Des volumes faibles et une méthode de vente qui va devoir évoluer
En octobre, le président de Nio, Qin Lihong, se débattait contre les chiffres avancés par les médias. Alors que le chiffre de 832 véhicules vendus en Europe au premier semestre 2023 a rapidement circulé, le président de Nio est monté au créneau pour défendre que « les véritables chiffres d’exploitation étaient trois à quatre fois plus élevés », rapportait Reuters.
Pourtant, les chiffres des immatriculations pour le Vieux Continent confirmaient bien des résultats faibles de la marque. À fin juin 2023, Nio n’avait bien livré que 851 voitures sur le semestre en Europe, selon les statistiques Jato. Depuis, le chiffre a presque doublé.
Immatriculation EU (janvier à juin 2023) | Immatriculation EU (janvier à septembre 2023) | |
---|---|---|
Nio EL6 | 0 | 22 |
Nio EL7 | 202 | 289 |
Nio ES8 | 149 | 225 |
Nio ET5 | 272 | 532 |
Nio ET7 | 228 | 581 |
Total | 851 | 1 649 |
Le président de la marque avait peut-être mélangé les bons de commandes avec les livraisons.
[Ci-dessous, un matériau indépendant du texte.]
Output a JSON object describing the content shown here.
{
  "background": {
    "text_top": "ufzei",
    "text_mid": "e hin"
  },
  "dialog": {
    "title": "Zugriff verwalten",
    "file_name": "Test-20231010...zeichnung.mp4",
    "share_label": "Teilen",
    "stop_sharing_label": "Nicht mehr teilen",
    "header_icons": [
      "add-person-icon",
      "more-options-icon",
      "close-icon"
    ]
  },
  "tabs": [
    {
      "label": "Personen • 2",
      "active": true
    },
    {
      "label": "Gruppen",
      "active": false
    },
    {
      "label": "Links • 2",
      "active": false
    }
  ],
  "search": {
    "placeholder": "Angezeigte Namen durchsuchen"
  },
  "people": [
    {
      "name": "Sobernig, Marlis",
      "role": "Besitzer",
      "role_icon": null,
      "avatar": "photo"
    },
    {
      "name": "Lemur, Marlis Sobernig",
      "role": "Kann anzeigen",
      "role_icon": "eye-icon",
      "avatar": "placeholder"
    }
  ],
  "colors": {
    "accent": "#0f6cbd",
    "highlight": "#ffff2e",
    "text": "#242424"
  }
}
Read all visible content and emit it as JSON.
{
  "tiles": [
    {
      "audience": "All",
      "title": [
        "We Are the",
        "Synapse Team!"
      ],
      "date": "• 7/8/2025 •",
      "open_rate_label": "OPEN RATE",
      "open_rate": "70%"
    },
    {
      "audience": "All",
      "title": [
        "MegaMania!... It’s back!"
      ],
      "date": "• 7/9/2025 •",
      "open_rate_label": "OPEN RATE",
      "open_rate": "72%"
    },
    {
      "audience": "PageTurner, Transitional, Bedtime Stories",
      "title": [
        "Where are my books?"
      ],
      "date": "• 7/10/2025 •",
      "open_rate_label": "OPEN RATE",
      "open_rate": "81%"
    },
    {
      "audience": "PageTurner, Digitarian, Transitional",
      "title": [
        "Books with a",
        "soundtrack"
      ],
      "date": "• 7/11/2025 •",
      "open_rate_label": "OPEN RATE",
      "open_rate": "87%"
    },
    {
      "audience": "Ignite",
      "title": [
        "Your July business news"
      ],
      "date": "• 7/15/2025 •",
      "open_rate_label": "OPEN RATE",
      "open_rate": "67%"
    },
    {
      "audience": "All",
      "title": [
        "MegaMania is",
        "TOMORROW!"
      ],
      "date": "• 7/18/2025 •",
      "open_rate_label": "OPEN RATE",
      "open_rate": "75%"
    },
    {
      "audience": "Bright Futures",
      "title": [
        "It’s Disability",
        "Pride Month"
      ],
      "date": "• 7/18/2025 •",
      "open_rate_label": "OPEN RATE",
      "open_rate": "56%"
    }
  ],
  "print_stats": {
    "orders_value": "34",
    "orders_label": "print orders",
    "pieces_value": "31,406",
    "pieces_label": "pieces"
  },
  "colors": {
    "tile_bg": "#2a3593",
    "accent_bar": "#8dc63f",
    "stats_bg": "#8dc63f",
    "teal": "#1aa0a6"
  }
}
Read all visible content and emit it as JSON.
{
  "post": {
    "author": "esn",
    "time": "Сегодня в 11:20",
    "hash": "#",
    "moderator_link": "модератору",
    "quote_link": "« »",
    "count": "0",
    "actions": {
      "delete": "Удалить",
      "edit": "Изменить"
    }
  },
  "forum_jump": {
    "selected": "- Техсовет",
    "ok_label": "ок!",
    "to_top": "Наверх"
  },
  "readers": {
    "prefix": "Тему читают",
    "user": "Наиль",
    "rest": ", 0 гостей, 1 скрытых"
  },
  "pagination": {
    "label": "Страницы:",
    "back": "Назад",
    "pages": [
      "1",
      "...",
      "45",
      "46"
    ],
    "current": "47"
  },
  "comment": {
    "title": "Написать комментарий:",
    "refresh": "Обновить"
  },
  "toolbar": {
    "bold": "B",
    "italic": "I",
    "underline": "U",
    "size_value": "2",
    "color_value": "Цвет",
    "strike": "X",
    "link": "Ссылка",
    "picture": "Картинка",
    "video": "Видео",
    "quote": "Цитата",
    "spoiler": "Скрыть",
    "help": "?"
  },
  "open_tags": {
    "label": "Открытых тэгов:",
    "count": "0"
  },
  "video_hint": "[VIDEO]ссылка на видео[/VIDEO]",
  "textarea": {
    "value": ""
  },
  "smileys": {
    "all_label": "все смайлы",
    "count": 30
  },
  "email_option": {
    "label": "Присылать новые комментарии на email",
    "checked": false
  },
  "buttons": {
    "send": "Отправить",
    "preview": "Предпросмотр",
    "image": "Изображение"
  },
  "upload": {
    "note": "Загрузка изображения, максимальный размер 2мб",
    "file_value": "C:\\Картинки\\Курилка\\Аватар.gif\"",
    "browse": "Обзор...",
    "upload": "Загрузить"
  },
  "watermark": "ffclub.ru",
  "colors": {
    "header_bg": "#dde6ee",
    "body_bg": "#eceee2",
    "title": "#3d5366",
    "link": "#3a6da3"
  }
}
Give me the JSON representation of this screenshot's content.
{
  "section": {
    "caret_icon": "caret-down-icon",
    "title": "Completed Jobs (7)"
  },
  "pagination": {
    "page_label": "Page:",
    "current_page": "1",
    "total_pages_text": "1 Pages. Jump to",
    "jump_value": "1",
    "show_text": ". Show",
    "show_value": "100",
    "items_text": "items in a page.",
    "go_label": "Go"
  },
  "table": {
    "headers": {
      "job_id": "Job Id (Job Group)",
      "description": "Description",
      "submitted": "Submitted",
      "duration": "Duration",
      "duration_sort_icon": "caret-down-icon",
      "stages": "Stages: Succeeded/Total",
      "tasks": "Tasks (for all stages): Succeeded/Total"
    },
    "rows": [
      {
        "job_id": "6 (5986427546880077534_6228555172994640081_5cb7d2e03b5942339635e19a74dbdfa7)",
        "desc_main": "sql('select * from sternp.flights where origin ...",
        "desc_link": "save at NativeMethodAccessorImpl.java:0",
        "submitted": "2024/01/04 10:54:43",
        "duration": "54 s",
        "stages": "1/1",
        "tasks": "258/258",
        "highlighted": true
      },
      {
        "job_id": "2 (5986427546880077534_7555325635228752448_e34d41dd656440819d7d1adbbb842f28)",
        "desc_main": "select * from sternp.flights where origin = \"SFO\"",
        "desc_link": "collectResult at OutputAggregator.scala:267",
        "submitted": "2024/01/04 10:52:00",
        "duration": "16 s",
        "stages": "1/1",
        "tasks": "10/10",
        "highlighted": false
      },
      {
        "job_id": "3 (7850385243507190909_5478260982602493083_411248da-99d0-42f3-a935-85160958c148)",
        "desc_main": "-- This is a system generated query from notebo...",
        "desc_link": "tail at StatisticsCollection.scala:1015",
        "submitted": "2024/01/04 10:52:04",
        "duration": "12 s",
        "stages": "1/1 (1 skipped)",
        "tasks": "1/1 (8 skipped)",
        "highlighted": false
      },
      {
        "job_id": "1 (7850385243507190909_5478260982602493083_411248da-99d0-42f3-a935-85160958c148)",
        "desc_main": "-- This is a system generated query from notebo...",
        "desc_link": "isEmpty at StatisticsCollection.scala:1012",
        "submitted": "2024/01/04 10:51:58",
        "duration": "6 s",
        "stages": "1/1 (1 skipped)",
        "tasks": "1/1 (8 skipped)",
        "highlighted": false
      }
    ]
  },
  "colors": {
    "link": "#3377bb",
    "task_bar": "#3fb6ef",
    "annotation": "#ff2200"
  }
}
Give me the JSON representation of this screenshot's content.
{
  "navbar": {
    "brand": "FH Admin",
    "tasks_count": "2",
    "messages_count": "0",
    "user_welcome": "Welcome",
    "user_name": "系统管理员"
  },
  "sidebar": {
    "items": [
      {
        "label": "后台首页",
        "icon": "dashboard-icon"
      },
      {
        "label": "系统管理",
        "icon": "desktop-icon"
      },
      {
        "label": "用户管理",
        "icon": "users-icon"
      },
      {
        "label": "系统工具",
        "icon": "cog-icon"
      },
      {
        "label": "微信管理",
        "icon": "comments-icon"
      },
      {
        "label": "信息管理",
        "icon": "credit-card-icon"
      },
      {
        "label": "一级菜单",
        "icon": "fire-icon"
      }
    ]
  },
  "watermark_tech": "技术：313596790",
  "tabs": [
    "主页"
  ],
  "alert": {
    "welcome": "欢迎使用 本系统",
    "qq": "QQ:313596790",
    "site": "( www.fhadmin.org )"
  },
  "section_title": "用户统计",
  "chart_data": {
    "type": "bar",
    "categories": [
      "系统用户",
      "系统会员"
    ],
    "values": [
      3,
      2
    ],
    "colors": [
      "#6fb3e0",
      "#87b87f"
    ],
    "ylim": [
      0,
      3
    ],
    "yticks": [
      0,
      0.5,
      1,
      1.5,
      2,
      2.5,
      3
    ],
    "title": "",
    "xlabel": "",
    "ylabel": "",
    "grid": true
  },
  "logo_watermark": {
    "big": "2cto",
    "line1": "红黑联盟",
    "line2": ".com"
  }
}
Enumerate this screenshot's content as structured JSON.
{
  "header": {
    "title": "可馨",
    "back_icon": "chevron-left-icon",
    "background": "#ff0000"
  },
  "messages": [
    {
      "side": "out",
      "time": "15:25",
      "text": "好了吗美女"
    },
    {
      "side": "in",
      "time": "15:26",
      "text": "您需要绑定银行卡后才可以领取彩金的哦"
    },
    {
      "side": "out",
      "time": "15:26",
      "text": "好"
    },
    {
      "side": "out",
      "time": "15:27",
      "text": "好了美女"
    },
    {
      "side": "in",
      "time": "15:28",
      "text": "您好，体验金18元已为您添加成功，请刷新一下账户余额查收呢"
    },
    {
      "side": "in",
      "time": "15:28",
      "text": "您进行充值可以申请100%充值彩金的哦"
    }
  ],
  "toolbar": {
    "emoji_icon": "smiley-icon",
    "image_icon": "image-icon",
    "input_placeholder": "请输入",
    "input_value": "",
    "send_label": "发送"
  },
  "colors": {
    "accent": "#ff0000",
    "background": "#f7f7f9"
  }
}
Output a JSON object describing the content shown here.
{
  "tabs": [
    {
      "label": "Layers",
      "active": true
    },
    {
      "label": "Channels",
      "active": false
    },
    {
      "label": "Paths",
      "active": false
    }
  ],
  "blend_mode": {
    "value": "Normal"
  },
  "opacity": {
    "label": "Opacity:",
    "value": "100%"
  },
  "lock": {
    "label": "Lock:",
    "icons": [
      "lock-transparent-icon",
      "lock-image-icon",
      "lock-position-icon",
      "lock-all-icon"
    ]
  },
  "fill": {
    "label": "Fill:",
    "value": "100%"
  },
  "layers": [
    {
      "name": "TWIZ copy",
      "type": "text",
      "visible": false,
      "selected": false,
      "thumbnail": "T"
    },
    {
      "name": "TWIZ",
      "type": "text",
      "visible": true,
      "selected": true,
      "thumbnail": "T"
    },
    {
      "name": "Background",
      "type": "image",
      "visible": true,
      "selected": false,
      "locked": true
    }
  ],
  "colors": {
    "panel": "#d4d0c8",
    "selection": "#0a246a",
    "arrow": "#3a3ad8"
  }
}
Laissons-lui le bénéfice du doute. Si ces débuts ne sont pas ridicules, en particulier face à d’autres modèles haut de gamme de rivaux chinois fraîchement débarqués — comme ceux de BYD ou de Xpeng — les ventes en Europe ne pèsent quand même pas bien lourd face aux 110 000 véhicules que la marque a livrés à ses clients chinois sur les six premiers de l’année. Un chiffre en hausse de 33 % par rapport à la période précédente, ce qui n’est pas négligeable dans un contexte où la demande chinoise a sensiblement ralenti.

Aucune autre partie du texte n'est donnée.